Container traffic at major international terminals continued to fall in
May with throughput down by approximately 9.7% year on year, according to
Port News Russia, as demand for exports remained weak. Meanwhile, a surge
in Chinese imports of heavy raw materials such as iron ore and coal
boosted total tonnage throughput at a number of designated import
terminals, with the government' s fiscal stimulus package reported to be a
major driver in boosting demand. Global demand for Chinese manufactured
goods is expected to remain low in 2009, leading to reduced box throughput
volumes at China' s container ports. Total tonnage volumes are also forecast to
remain weak across the ports sector as a whole. BMI predicts that in 2009
tonnage throughput at the Port of Shanghai will decline by 10.9% to
523.27mn tonnes with container volumes passing through the port falling by
a forecast 9.98% to 25.2mn TEUs.

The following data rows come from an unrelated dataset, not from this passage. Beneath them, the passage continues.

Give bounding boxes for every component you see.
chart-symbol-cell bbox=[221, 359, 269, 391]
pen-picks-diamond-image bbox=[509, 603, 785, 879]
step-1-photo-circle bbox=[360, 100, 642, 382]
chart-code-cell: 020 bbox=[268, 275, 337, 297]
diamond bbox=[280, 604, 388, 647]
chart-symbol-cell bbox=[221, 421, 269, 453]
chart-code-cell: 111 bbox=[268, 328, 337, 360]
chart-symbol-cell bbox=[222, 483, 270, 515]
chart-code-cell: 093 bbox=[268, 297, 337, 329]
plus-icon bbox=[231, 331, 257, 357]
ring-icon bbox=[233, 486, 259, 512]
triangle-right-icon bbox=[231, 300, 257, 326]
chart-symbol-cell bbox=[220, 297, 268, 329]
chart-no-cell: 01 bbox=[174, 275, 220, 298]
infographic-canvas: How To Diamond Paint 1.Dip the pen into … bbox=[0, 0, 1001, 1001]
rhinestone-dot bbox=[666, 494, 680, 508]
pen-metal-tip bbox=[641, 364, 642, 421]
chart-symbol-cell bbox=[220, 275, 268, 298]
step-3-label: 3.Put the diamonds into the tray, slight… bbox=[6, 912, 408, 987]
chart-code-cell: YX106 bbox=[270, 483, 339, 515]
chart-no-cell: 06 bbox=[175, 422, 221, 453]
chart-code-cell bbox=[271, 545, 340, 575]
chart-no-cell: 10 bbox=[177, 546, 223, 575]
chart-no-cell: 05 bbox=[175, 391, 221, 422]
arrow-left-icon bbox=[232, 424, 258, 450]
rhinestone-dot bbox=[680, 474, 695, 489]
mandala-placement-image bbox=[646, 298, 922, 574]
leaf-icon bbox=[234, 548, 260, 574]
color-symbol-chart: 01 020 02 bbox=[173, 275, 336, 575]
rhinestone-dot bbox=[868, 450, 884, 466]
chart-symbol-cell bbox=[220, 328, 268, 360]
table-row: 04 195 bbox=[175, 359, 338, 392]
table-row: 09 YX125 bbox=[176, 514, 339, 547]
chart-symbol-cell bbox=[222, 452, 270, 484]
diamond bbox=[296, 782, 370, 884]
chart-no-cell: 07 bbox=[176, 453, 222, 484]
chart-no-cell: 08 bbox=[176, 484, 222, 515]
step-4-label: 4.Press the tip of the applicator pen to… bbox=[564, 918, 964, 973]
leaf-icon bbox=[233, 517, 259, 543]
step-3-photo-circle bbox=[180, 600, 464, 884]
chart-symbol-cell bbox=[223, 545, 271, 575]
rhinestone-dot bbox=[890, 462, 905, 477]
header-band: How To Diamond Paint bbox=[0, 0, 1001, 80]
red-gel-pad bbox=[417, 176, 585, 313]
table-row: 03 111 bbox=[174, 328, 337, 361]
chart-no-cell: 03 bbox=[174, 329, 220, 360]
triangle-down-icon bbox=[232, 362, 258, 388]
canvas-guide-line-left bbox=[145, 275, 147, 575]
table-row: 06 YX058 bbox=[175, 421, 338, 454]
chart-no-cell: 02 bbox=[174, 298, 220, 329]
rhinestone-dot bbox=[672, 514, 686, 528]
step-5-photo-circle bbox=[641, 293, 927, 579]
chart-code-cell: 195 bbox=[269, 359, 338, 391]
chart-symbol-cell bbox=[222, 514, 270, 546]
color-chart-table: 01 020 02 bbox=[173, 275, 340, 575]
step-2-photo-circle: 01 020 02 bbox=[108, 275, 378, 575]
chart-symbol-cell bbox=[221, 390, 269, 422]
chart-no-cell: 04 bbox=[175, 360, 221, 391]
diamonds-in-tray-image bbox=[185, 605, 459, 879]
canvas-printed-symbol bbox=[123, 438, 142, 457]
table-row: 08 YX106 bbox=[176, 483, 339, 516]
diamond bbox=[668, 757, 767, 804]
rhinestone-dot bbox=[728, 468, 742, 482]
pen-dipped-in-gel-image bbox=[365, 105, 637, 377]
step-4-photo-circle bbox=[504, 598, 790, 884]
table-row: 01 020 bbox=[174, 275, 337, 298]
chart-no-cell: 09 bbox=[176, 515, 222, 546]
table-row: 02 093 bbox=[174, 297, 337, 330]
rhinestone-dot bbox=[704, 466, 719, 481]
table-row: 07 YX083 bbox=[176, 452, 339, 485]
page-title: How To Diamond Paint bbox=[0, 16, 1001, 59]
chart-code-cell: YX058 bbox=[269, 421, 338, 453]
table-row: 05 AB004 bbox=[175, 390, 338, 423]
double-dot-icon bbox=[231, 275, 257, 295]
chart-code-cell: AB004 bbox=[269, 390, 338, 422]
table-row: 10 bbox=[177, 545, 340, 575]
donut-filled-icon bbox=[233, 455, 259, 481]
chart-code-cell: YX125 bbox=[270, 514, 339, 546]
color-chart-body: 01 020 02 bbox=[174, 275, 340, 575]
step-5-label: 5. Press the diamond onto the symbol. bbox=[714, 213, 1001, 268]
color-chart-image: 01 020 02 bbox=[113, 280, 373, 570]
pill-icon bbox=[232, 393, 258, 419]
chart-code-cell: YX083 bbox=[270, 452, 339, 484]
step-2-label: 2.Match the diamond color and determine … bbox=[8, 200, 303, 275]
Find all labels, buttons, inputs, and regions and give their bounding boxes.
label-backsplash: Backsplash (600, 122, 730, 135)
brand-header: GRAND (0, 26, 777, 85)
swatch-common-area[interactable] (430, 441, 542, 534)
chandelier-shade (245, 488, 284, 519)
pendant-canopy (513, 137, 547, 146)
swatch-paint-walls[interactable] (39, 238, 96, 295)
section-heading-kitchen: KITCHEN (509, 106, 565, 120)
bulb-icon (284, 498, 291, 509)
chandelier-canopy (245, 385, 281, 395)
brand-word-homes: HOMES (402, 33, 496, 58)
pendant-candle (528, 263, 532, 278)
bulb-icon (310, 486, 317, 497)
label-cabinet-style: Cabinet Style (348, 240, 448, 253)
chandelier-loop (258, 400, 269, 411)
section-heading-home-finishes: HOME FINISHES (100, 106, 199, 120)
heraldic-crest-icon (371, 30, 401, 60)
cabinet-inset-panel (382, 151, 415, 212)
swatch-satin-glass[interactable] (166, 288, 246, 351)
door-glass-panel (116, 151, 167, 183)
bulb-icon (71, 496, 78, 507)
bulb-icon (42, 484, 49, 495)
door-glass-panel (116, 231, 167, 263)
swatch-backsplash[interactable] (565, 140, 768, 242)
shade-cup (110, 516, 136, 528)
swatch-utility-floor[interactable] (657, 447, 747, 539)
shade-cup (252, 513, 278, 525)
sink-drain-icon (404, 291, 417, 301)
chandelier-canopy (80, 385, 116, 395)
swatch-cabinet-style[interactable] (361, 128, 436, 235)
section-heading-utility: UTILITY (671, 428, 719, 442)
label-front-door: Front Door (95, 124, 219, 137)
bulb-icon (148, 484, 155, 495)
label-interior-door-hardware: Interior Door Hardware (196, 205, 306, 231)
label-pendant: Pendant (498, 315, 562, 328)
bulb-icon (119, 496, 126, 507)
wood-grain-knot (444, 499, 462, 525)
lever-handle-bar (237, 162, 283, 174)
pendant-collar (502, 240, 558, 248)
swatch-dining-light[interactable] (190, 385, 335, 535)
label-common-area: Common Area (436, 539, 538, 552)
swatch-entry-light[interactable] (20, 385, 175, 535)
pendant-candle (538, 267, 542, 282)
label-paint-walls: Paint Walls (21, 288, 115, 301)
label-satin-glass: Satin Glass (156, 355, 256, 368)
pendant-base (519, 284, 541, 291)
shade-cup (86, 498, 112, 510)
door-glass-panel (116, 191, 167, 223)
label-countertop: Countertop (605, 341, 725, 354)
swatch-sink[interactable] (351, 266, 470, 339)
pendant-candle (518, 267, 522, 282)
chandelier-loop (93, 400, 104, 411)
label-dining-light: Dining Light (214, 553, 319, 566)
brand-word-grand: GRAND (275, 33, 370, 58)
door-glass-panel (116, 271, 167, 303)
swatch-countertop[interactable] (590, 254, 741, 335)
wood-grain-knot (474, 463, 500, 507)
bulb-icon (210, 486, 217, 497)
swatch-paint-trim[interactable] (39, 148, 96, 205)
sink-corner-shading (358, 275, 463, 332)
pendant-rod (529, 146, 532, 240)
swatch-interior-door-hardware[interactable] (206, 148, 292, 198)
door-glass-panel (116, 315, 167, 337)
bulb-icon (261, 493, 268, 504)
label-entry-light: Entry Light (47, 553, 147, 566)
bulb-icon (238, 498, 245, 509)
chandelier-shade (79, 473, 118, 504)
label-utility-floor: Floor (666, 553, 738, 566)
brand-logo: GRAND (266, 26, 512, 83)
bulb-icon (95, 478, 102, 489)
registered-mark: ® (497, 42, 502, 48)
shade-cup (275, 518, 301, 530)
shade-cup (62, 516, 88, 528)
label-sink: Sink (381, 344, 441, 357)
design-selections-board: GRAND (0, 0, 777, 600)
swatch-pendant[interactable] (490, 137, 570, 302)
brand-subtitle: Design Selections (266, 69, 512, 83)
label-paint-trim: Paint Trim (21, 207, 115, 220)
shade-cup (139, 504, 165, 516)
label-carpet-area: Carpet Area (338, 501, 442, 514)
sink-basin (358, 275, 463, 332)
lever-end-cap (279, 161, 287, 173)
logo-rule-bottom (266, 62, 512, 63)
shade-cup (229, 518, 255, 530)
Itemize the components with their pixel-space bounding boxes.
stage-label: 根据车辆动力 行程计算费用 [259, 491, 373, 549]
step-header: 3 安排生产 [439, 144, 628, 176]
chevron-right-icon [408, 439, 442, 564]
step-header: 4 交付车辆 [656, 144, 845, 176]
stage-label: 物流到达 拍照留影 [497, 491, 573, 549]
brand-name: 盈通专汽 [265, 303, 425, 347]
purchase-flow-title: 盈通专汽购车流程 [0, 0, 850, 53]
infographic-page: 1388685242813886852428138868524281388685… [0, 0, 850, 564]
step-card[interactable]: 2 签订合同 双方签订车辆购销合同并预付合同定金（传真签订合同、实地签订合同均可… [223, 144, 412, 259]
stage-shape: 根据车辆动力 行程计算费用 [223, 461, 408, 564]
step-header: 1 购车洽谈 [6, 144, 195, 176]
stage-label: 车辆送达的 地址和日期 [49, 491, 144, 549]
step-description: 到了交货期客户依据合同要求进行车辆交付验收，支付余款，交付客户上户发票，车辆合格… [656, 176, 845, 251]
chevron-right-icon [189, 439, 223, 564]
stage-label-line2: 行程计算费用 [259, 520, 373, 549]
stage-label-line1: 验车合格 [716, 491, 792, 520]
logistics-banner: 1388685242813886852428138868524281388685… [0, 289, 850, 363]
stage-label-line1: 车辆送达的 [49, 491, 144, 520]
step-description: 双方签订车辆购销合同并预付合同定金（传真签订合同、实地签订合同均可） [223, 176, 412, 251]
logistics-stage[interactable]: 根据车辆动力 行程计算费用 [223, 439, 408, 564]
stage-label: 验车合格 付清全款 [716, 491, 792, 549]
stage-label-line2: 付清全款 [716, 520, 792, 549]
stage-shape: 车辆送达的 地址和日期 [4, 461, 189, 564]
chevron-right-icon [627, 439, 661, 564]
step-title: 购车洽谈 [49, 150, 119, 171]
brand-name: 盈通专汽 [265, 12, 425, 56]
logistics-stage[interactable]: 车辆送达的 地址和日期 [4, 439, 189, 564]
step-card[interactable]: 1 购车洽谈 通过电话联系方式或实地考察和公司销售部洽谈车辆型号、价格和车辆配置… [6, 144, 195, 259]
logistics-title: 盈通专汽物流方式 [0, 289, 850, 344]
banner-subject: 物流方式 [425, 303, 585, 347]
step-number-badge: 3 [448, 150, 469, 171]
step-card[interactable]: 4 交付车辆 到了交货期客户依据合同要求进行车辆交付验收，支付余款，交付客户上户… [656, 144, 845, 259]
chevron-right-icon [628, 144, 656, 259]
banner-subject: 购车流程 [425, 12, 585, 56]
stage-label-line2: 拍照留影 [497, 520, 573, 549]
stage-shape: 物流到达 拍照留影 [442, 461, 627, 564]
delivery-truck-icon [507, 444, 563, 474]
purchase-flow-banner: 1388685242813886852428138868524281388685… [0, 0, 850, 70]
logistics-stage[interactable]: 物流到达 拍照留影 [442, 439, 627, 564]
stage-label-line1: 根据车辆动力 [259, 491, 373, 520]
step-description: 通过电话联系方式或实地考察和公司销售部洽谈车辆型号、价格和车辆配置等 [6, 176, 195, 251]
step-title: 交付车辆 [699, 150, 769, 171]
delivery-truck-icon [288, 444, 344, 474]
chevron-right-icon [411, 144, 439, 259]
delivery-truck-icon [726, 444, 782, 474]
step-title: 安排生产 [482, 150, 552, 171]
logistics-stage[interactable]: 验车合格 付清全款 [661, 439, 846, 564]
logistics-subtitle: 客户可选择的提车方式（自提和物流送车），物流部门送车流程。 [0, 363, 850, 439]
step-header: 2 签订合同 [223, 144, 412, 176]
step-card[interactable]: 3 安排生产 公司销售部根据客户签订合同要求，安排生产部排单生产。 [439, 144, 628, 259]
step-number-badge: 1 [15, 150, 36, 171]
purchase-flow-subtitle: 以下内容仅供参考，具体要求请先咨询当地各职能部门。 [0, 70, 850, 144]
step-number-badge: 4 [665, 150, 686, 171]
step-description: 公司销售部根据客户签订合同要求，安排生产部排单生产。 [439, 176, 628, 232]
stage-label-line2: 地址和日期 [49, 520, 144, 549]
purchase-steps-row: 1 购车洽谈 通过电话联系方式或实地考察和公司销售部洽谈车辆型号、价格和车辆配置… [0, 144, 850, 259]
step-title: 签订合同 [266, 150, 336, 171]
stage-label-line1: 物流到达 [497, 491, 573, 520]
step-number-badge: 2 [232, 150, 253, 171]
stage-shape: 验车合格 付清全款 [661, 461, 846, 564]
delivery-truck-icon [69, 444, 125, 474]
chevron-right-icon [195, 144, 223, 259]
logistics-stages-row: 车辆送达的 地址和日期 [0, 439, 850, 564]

We expect the recovery in China' s shipping
sector to begin in 2010 with throughput at the nation' s port' s forecast to
record positive growth. The throughput trends at China' s ports mirror the
trade situation in the country as a whole, with total trade expected to
decline by 12.12% in 2009. BMI forecasts a recovery to begin in 2010 with
total trade expected to increase by 11.26% over the 2010-2013 period.
As well as an in-depth analysis of China' s shipping sector, BMI' s Q309 China
Shipping Report offers a global overview of the dry bulk, liquid bulk and
container sectors and overviews of the 11 largest shipping lines and their
strategies over the quarter to weather the downturn in trade volumes.